There are four national Masonic Charities that operate throughout England and Wales and in some cases in the Masonic Districts overseas that are under the jurisdiction of the United Grand Lodge of England. In 2011 the total amount distributed via Provinces in England and Wales was £17,872,380.
The Freemasons' Grand Charity (FGC) is a grant-making charity which supports people in need. In 2006, it gave grants totalling over £4.6 million. The Charity continues a commitment to charitable support that began nearly 300 years ago in the earliest days of organised Freemasonry. All of the money distributed is provided by Freemasons and their families, mainly through an annual contribution made by individual Masons and fundraising 'Festivals' held each year.
Grants fall into three main categories:
- Masonic Grants: Assistance for Masons and their family who are experiencing hardship, including the provision of mobility equipment;
- Non-Masonic Grants: Support for the important work of national charities of all sizes, concentrating on medical research, vulnerable people and opportunities for deprived young people, including a special programme of support for Hospices and disaster relief work worldwide; and
- Other Masonic charities: When justifiable needs arise, the FGC will support the work of the other national Masonic charities.
FGC also operates The Freemasons' Grand Charity Relief Chest Scheme, which helps Lodges and other Masonic Organisations to maximise the value of the funds they collect for charitable activities.
Further information is obtainable from www.grandcharity.org
The Royal Masonic Trust for Girls and Boys helps children and young people in many ways through a variety of different funds and projects.
The main work of the Trust is to assist Masonic families who have experienced a change in their circumstances that has led to financial hardship. This could be, for example, following the ill health or death of a parent. The main way the Trust helps is by providing ongoing financial support to relieve poverty and advance education. This commitment remains in place until either the young person has competed their education or until the financial circumstances have improved sufficiently.

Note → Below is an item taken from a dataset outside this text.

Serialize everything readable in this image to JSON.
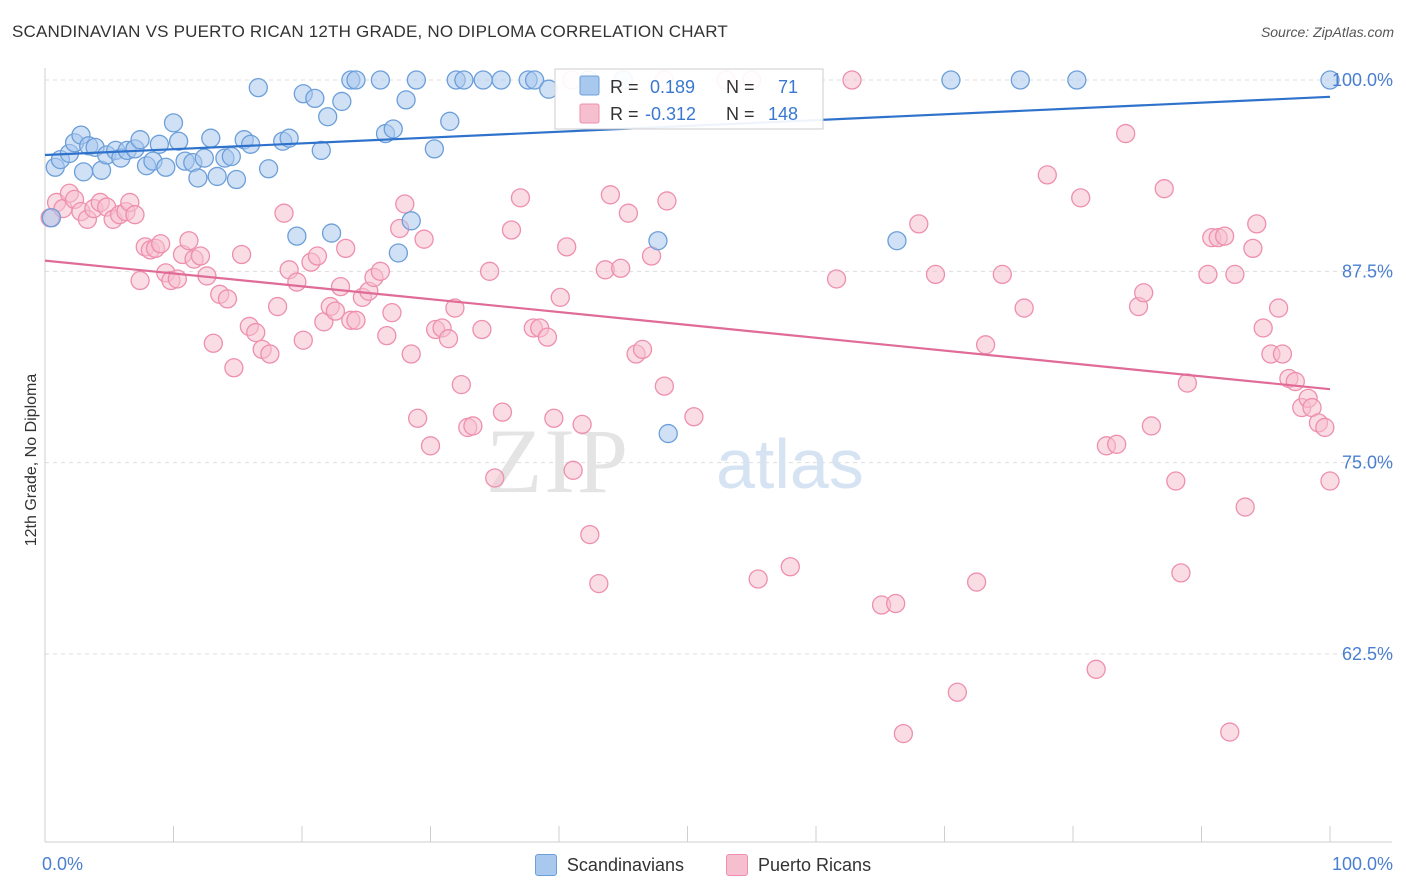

The Trust also funds TalentAid for gifted young people from Masonic families whose parents may be having difficulty funding this exceptional talent, and Choral Bursaries for young choristers. There are many other smaller funds that can help in all sorts of situations.
A visit to www.rmtgb.org provides more detailed information.
The Masonic Samaritan Fund is still a young Masonic charity. It was established in 1990 for the relief of suffering and sickness in respect of Freemasons, their wives, children or dependants, or the widows, children or dependants of deceased Freemasons. The interests and needs of each applicant will be paramount in determining how and where relief will be granted. The terms of the Trust Deed under which the Fund is required to operate require that relief can only be provided to applicants who demonstrate that the cost of private healthcare would be a financial burden and who are otherwise unable to obtain treatment on the National Health Service without undue delay. The NMSF will support a petitioner who needs general surgery if the wait for NHS treatment is three months or more or will intervene if the wait for cardiac surgery is two months or more.
By 2007, the Fund had supported treatment for over 7,000 individuals ranging in age from 6 months to 104 years. This involved allocating grants totalling over £30 million. Whilst many of the conditions funded via the NMSF may be associated with advancing years - hip and knee joint replacements, cataracts and prostate problems - funding can be available for everything from scans to major heart surgery. Although painful and often distressing, such complaints are not life threatening and often involve a long wait on the NHS. The Fund will not provide support in emergency or life threatening cases where the NHS will deal with it promptly and efficiently.
Applicants do not need to be financially destitute to qualify for assistance. In establishing the financial need NMSF will take account of both income and capital but will not include the value of your home. Allowances are made for certain items of expenditure and for reasonable savings.
Some applicants may be asked to make a contribution towards the overall cost of treatment. Once an application is accepted, the interests of the patient will be paramount and the required treatment will be obtained at whichever hospital is the most appropriate and, if possible, near to where the patient lives.
www.msfund.org.uk contains even more details of the operation of the Fund and how to apply for assistance.
The Royal Masonic Benevolent Institution is a major provider of high quality services for older people and over 1,000 Freemasons and their dependants live in their seventeen Homes located throughout England and Wales, many of which are registered for both residential and nursing care. All Homes can accommodate people who may be becoming a little confused but where specialist care for people with mental frailty is needed special house groups within a Home have been created. Over 3,000 people living in the community receive some form of pastoral care. The Care Advice Team visit annuitants and recipients of Masonic Relief Grants at least once and people with particular needs more frequently.
www.rmbi.org.uk is full of more information about the Charity.
Freemasons in England and Wales provide substantial financial assistance to all of the national Masonic Charities through the Festival system. Each year a Province will be 'in Festival' for one of the Charities, that is, each of the Charities will have a supporting Province, and these Festivals normally run for a period of five to seven years. Many millions of pounds are raised in this way.